Mobil Listrik Bebas PKB, DPRD Jatim Desak Evaluasi Kebijakan

DIAGRAMkOTA.COM — Kebijakan penghapusan Pajak Kendaraan Bermotor (PKB) bagi kendaraan listrik mulai menuai kritik dari kalangan legislatif daerah. Dewan Perwakilan Rakyat Daerah (DPRD) Jawa Timur, melalui anggota Komisi C Fuad Benardi, secara tegas meminta pemerintah mengevaluasi kebijakan ini karena dinilai berdampak terhadap keuangan daerah.(02/08/25)

Menurut Fuad, meskipun kendaraan listrik merupakan bagian dari transisi menuju energi bersih, namun penghapusan PKB untuk semua jenis mobil listrik—termasuk yang berharga miliaran rupiah—dinilai tidak adil dan bisa menggerus Pendapatan Asli Daerah (PAD) yang bersumber dari sektor pajak kendaraan.

“Yang menikmati jalan adalah pengguna mobil, termasuk mobil listrik mewah. Tapi mereka tidak membayar PKB, padahal jalan yang dilalui itu dibangun dan dirawat oleh daerah,” ujar Fuad, Sabtu (2/8/2025).

Ia menegaskan bahwa pemerintah pusat seharusnya mempertimbangkan pembatasan insentif berdasarkan nilai kendaraan. Mobil listrik dengan harga di atas Rp500 juta, menurutnya, tetap layak dikenai pajak kendaraan karena tergolong barang mewah.

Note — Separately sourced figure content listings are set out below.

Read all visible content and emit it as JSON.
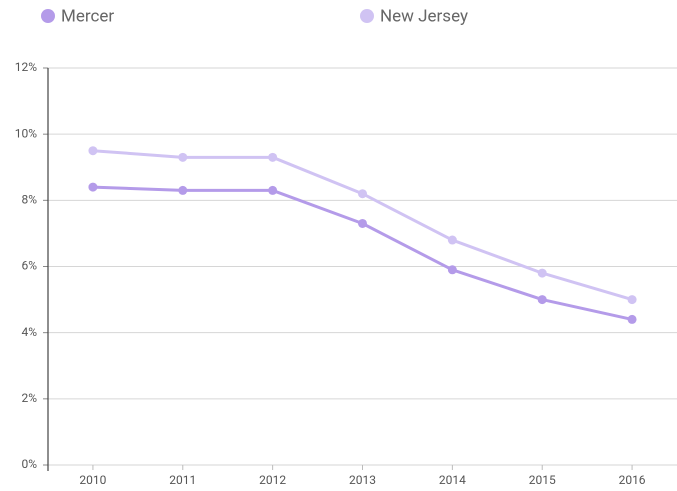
{
  "chart_data": {
    "type": "line",
    "categories": [
      "2010",
      "2011",
      "2012",
      "2013",
      "2014",
      "2015",
      "2016"
    ],
    "series": [
      {
        "name": "Mercer",
        "color": "#b49be9",
        "values": [
          8.4,
          8.3,
          8.3,
          7.3,
          5.9,
          5.0,
          4.4
        ]
      },
      {
        "name": "New Jersey",
        "color": "#d0c3f3",
        "values": [
          9.5,
          9.3,
          9.3,
          8.2,
          6.8,
          5.8,
          5.0
        ]
      }
    ],
    "ylim": [
      0,
      12
    ],
    "yticks": [
      {
        "value": 0,
        "label": "0%"
      },
      {
        "value": 2,
        "label": "2%"
      },
      {
        "value": 4,
        "label": "4%"
      },
      {
        "value": 6,
        "label": "6%"
      },
      {
        "value": 8,
        "label": "8%"
      },
      {
        "value": 10,
        "label": "10%"
      },
      {
        "value": 12,
        "label": "12%"
      }
    ],
    "grid": true
  }
}
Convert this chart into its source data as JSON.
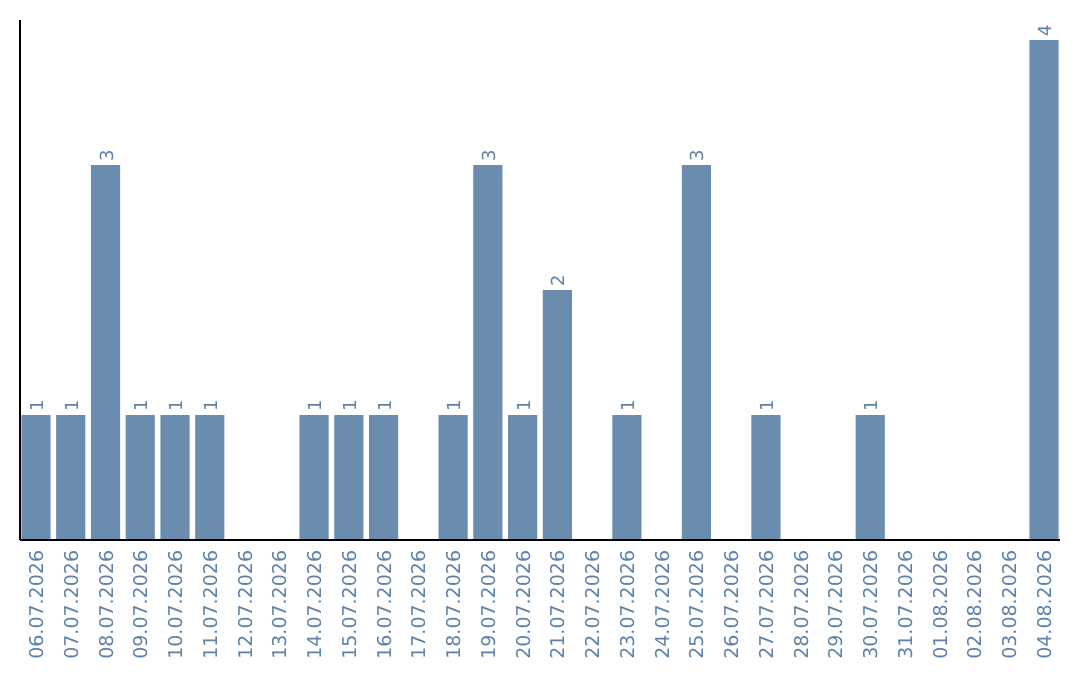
{
  "chart_data": {
    "type": "bar",
    "categories": [
      "06.07.2026",
      "07.07.2026",
      "08.07.2026",
      "09.07.2026",
      "10.07.2026",
      "11.07.2026",
      "12.07.2026",
      "13.07.2026",
      "14.07.2026",
      "15.07.2026",
      "16.07.2026",
      "17.07.2026",
      "18.07.2026",
      "19.07.2026",
      "20.07.2026",
      "21.07.2026",
      "22.07.2026",
      "23.07.2026",
      "24.07.2026",
      "25.07.2026",
      "26.07.2026",
      "27.07.2026",
      "28.07.2026",
      "29.07.2026",
      "30.07.2026",
      "31.07.2026",
      "01.08.2026",
      "02.08.2026",
      "03.08.2026",
      "04.08.2026"
    ],
    "values": [
      1,
      1,
      3,
      1,
      1,
      1,
      0,
      0,
      1,
      1,
      1,
      0,
      1,
      3,
      1,
      2,
      0,
      1,
      0,
      3,
      0,
      1,
      0,
      0,
      1,
      0,
      0,
      0,
      0,
      4
    ],
    "value_labels": [
      "1",
      "1",
      "3",
      "1",
      "1",
      "1",
      null,
      null,
      "1",
      "1",
      "1",
      null,
      "1",
      "3",
      "1",
      "2",
      null,
      "1",
      null,
      "3",
      null,
      "1",
      null,
      null,
      "1",
      null,
      null,
      null,
      null,
      "4"
    ],
    "color": "#6a8caf",
    "ylim": [
      0,
      4.16
    ],
    "relative": false
  }
}
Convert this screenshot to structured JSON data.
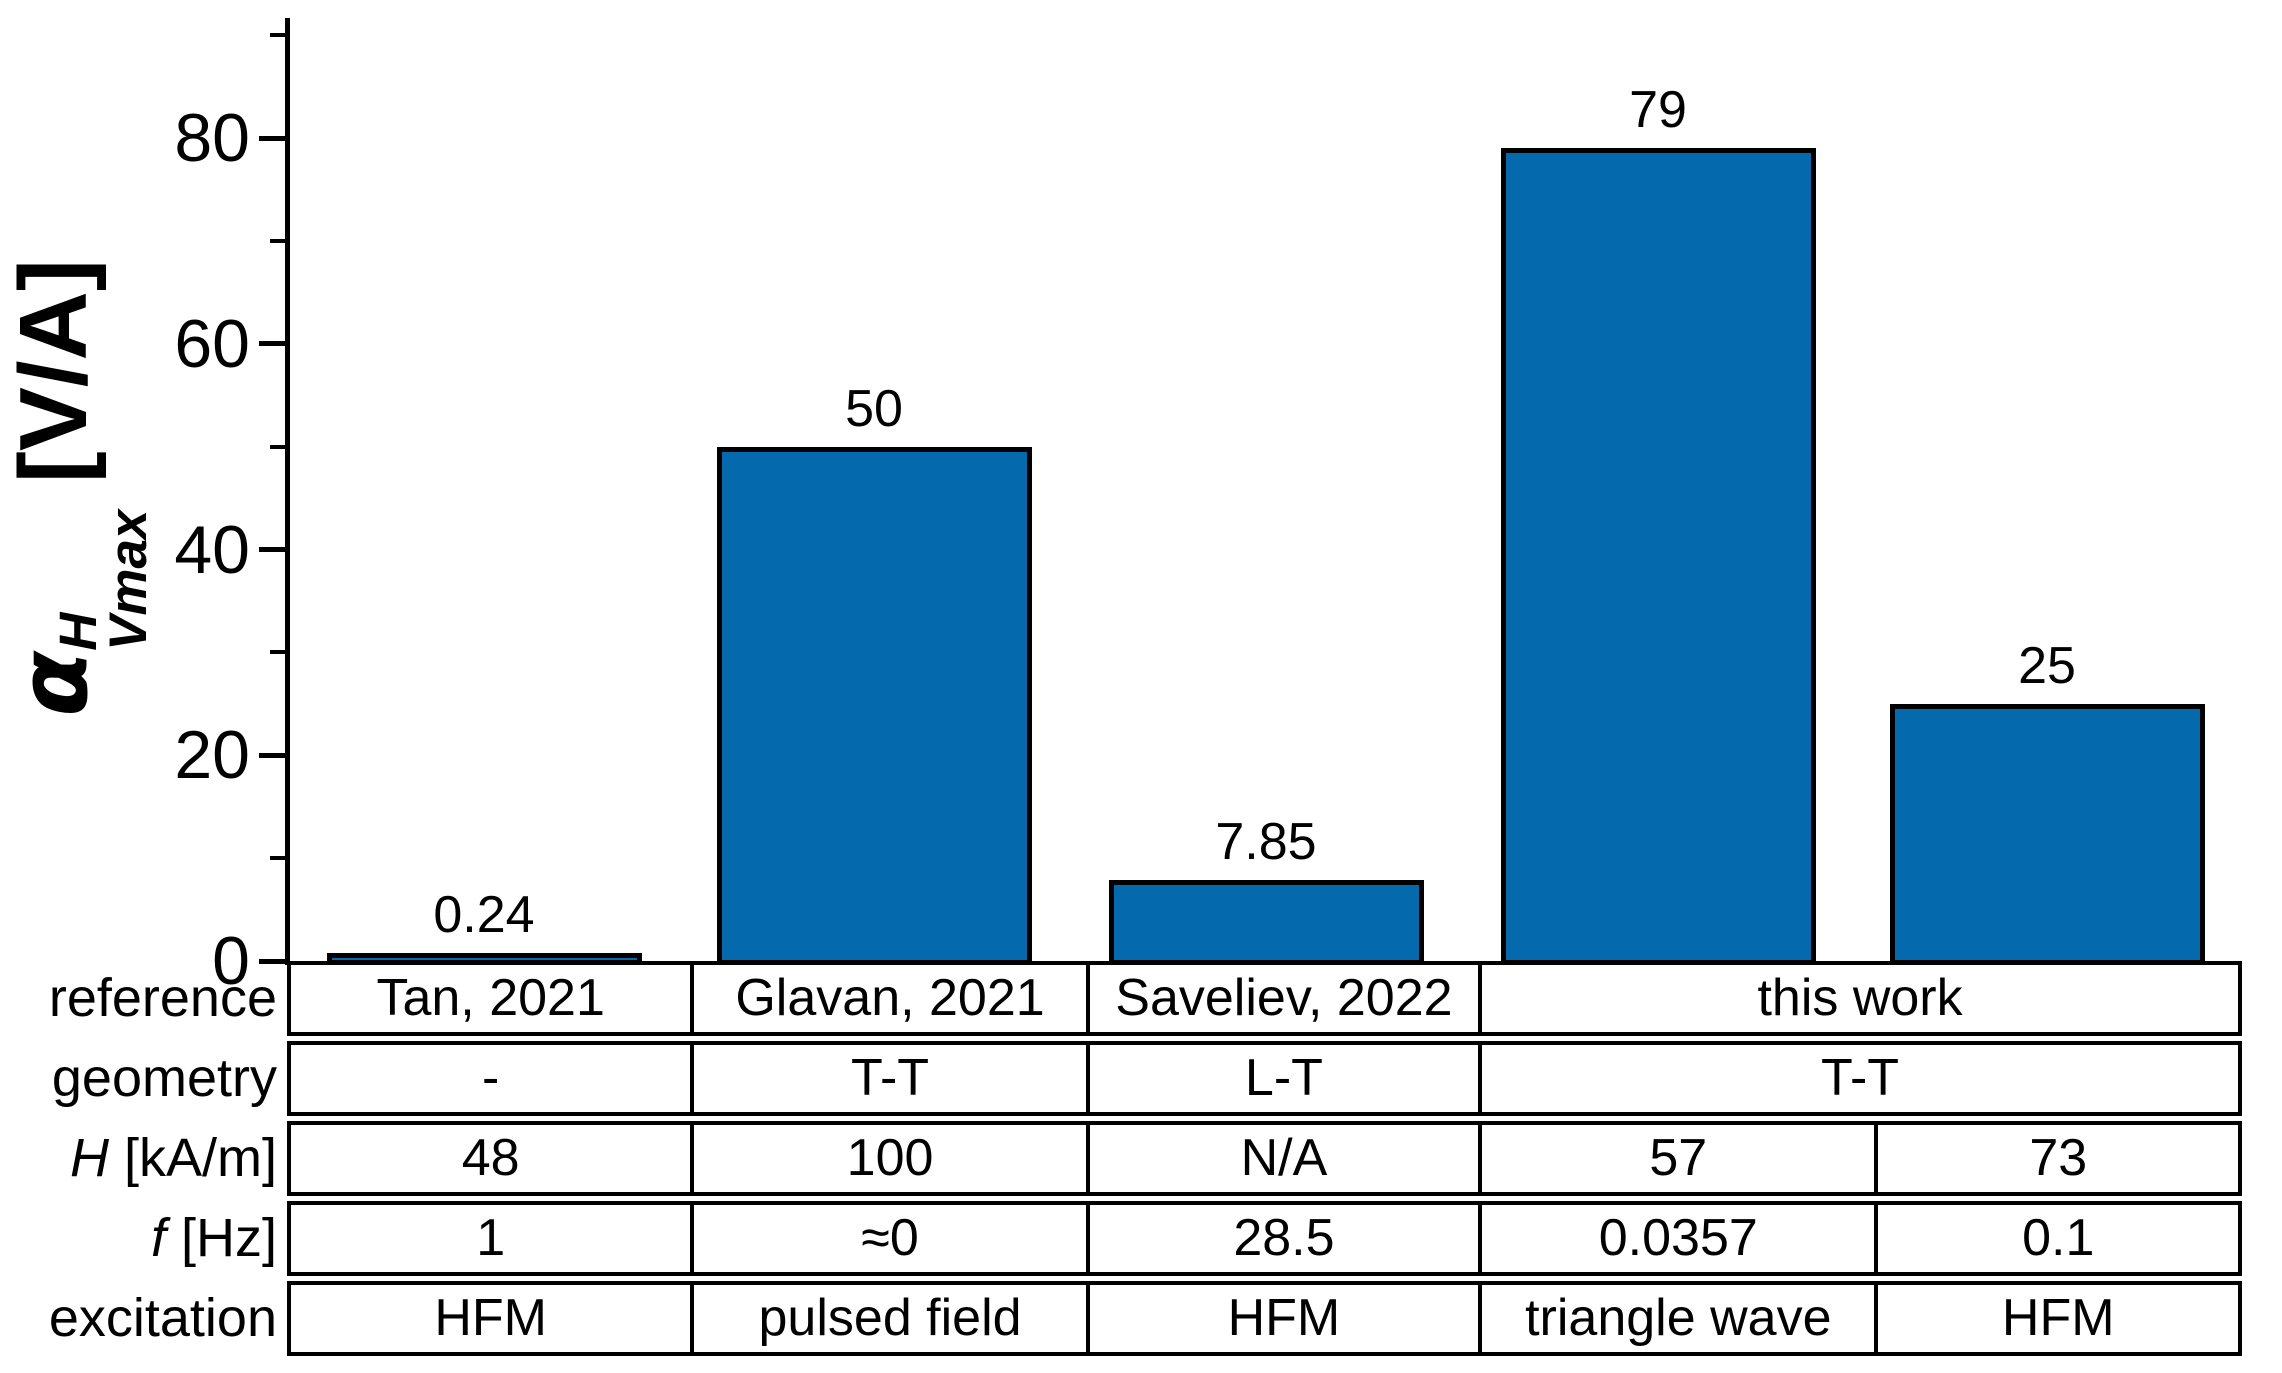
{
  "figure": {
    "background": "#ffffff",
    "axis_color": "#000000",
    "bar_color": "#0569ae",
    "bar_border_color": "#000000"
  },
  "chart_data": {
    "type": "bar",
    "title": "",
    "xlabel": "",
    "ylabel_text": "α^H_Vmax [V/A]",
    "ylabel": {
      "alpha": "α",
      "sup": "H",
      "sub": "Vmax",
      "units": " [V/A]"
    },
    "ylim": [
      0,
      91.5
    ],
    "yticks": [
      0,
      20,
      40,
      60,
      80
    ],
    "minor_yticks": [
      10,
      30,
      50,
      70,
      90
    ],
    "grid": false,
    "legend": "none",
    "categories": [
      "Tan, 2021",
      "Glavan, 2021",
      "Saveliev, 2022",
      "this work",
      "this work"
    ],
    "values": [
      0.24,
      50,
      7.85,
      79,
      25
    ],
    "bar_labels": [
      "0.24",
      "50",
      "7.85",
      "79",
      "25"
    ]
  },
  "table": {
    "row_headers": [
      {
        "italic": "",
        "text": "reference"
      },
      {
        "italic": "",
        "text": "geometry"
      },
      {
        "italic": "H",
        "text": " [kA/m]"
      },
      {
        "italic": "f",
        "text": " [Hz]"
      },
      {
        "italic": "",
        "text": "excitation"
      }
    ],
    "rows": [
      {
        "name": "reference",
        "cells": [
          {
            "text": "Tan, 2021",
            "span": 1
          },
          {
            "text": "Glavan, 2021",
            "span": 1
          },
          {
            "text": "Saveliev, 2022",
            "span": 1
          },
          {
            "text": "this work",
            "span": 2
          }
        ]
      },
      {
        "name": "geometry",
        "cells": [
          {
            "text": "-",
            "span": 1
          },
          {
            "text": "T-T",
            "span": 1
          },
          {
            "text": "L-T",
            "span": 1
          },
          {
            "text": "T-T",
            "span": 2
          }
        ]
      },
      {
        "name": "H-kA-m",
        "cells": [
          {
            "text": "48",
            "span": 1
          },
          {
            "text": "100",
            "span": 1
          },
          {
            "text": "N/A",
            "span": 1
          },
          {
            "text": "57",
            "span": 1
          },
          {
            "text": "73",
            "span": 1
          }
        ]
      },
      {
        "name": "f-Hz",
        "cells": [
          {
            "text": "1",
            "span": 1
          },
          {
            "text": "≈0",
            "span": 1
          },
          {
            "text": "28.5",
            "span": 1
          },
          {
            "text": "0.0357",
            "span": 1
          },
          {
            "text": "0.1",
            "span": 1
          }
        ]
      },
      {
        "name": "excitation",
        "cells": [
          {
            "text": "HFM",
            "span": 1
          },
          {
            "text": "pulsed field",
            "span": 1
          },
          {
            "text": "HFM",
            "span": 1
          },
          {
            "text": "triangle wave",
            "span": 1
          },
          {
            "text": "HFM",
            "span": 1
          }
        ]
      }
    ]
  }
}
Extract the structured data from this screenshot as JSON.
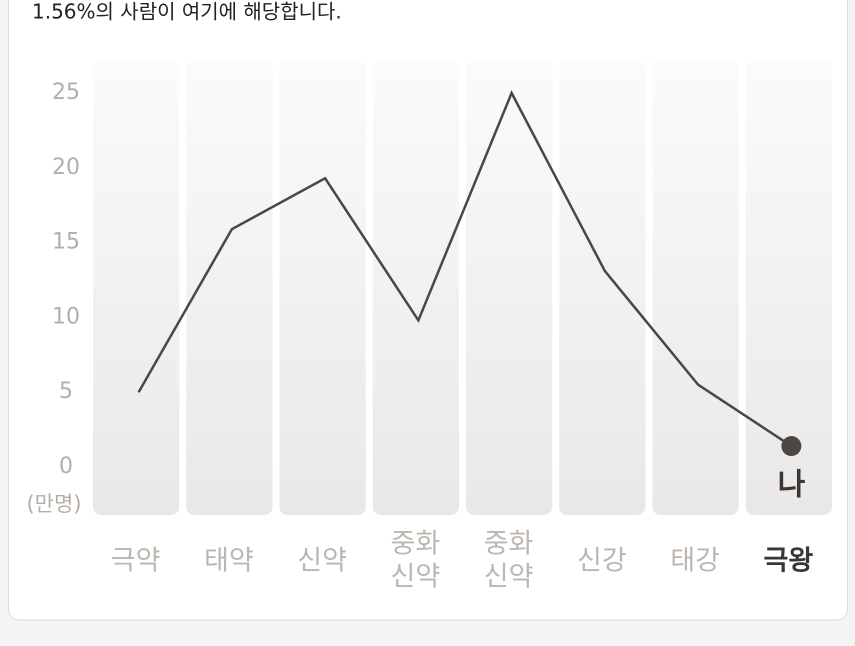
{
  "chart_data": {
    "type": "line",
    "subtitle": "1.56%의 사람이 여기에 해당합니다.",
    "y_unit": "(만명)",
    "categories": [
      [
        "극약"
      ],
      [
        "태약"
      ],
      [
        "신약"
      ],
      [
        "중화",
        "신약"
      ],
      [
        "중화",
        "신약"
      ],
      [
        "신강"
      ],
      [
        "태강"
      ],
      [
        "극왕"
      ]
    ],
    "values": [
      5,
      15.9,
      19.3,
      9.8,
      25,
      13.1,
      5.5,
      1.4
    ],
    "color": "#4a4745",
    "highlight_index": 7,
    "marker_label": "나",
    "ylim": [
      0,
      25
    ],
    "yticks": [
      0,
      5,
      10,
      15,
      20,
      25
    ]
  }
}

“Insentif penting untuk mendorong adopsi kendaraan listrik, tapi jangan sampai menimbulkan ketimpangan. Masyarakat yang membeli kendaraan mahal tetap harus ikut berkontribusi terhadap pembangunan daerah,” tambahnya.

Saat ini, kebijakan pembebasan PKB untuk kendaraan listrik diatur dalam Permendagri No. 6 Tahun 2023, yang membuat kendaraan listrik hanya dikenai biaya administrasi seperti:

SWDKLLJ: Rp143.000

Penerbitan STNK: Rp200.000

Penerbitan TNKB: Rp100.000

Dengan total biaya tahunan sekitar Rp443.000 di tahun pertama, dan hanya Rp343.000 di tahun-tahun berikutnya, biaya yang dikeluarkan jauh lebih rendah dibanding kendaraan berbahan bakar fosil yang bisa membayar pajak jutaan rupiah setiap tahunnya.

Fuad juga mengingatkan bahwa anggaran untuk perbaikan jalan dan infrastruktur publik sangat tergantung pada PAD, terutama dari sektor transportasi. Jika pemasukan dari PKB terus berkurang akibat kebijakan ini, maka kemampuan daerah dalam membiayai pembangunan bisa terhambat.

“Pemerintah daerah masih punya tanggung jawab besar terhadap pemeliharaan jalan. Kalau sumber dananya dikurangi, lalu siapa yang akan menanggung beban itu? Ini harus jadi perhatian serius,” pungkasnya.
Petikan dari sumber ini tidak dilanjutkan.